For the year I was recovering, I waited by the phone for him to call. I waited, hoped, and prayed that he would text me or show up at my door; just to make sure I hadn’t OD’ed on iron pills. I felt like Ryan Gosling’s character in The Notebook — but less sexy and sicklier. I knew I had no right to expect him to be concerned with me. I had gone years convincing myself I only liked him as a friend, but it suddenly felt like I lost something much more compelling than friendship. I knew he was angry with me, and he had a right to be, but I had never felt more abandoned and scared for my life.
I wanted nothing more than for him to tell me he was there for me and that I would get healthy again. Eventually, I did get better, but it was without him by my side. It’s been a little over a year since the last time we spoke, and I have made peace with what transpired between us. We had loved each other in a way that I didn’t understand, but it was intoxicating and powerful and terrifying. It was something I didn’t try to understand at the time because that would mean having to validate it, and validating it would mean facing it. He’s moved on since then, and I’m happy for him that he has.
I lost him because I treated him like a static object. I treated him like he would always be there –because I assumed best friends stuck with each other forever like Romy and Michele. My youth had given me plenty of insecurities but no shortage of naivety when it came to friendship and how to treat people like a decent human being should. I tried to manipulate his feelings and only see them in the scope of my own. I never allowed myself to really consider him, to think deeply about how he may have felt about our arrangement. I’m not claiming that this moment significantly changed and shaped who I am.
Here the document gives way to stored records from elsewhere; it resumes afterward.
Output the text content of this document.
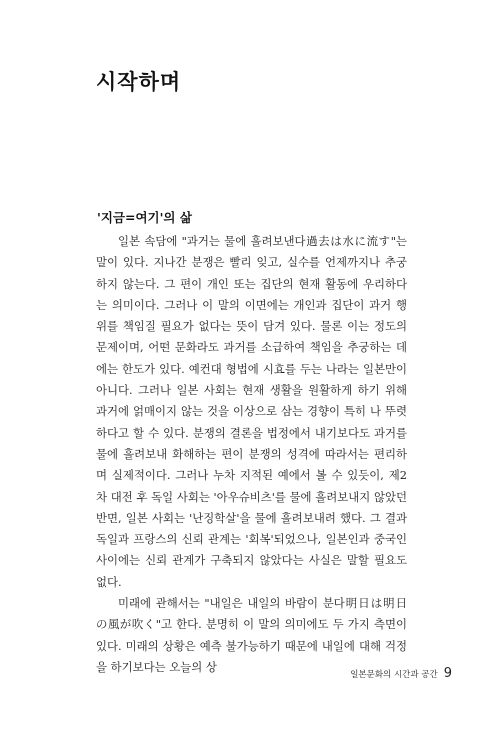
시작하며
'지금=여기'의 삶

일본 속담에 "과거는 물에 흘려보낸다過去は水に流す"는 말이 있다. 지나간 분쟁은 빨리 잊고, 실수를 언제까지나 추궁하지 않는다. 그 편이 개인 또는 집단의 현재 활동에 우리하다는 의미이다. 그러나 이 말의 이면에는 개인과 집단이 과거 행위를 책임질 필요가 없다는 뜻이 담겨 있다. 물론 이는 정도의 문제이며, 어떤 문화라도 과거를 소급하여 책임을 추궁하는 데에는 한도가 있다. 예컨대 형법에 시효를 두는 나라는 일본만이 아니다. 그러나 일본 사회는 현재 생활을 원활하게 하기 위해 과거에 얽매이지 않는 것을 이상으로 삼는 경향이 특히 나 뚜렷하다고 할 수 있다. 분쟁의 결론을 법정에서 내기보다도 과거를 물에 흘려보내 화해하는 편이 분쟁의 성격에 따라서는 편리하며 실제적이다. 그러나 누차 지적된 예에서 볼 수 있듯이, 제2차 대전 후 독일 사회는 '아우슈비츠'를 물에 흘려보내지 않았던 반면, 일본 사회는 '난징학살'을 물에 흘려보내려 했다. 그 결과 독일과 프랑스의 신뢰 관계는 '회복'되었으나, 일본인과 중국인 사이에는 신뢰 관계가 구축되지 않았다는 사실은 말할 필요도 없다.

미래에 관해서는 "내일은 내일의 바람이 분다明日は明日の風が吹く"고 한다. 분명히 이 말의 의미에도 두 가지 측면이 있다. 미래의 상황은 예측 불가능하기 때문에 내일에 대해 걱정을 하기보다는 오늘의 상

일본문화의 시간과 공간 9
I still run away from boys who are nice and right for me because I’m still a coward. I still put more stock into holding hands and sharing secrets than I do with sharing my naked body with someone. To sit here and preach to everyone reading this that I’m a changed man would be awfully smarmy of me. My only genuine advice I feel in any position to offer is this: If someone makes you feel things you didn’t know you knew how to feel, and is able to successfully make you sit through The Rocky Horror Picture Show, try to find a way of telling them.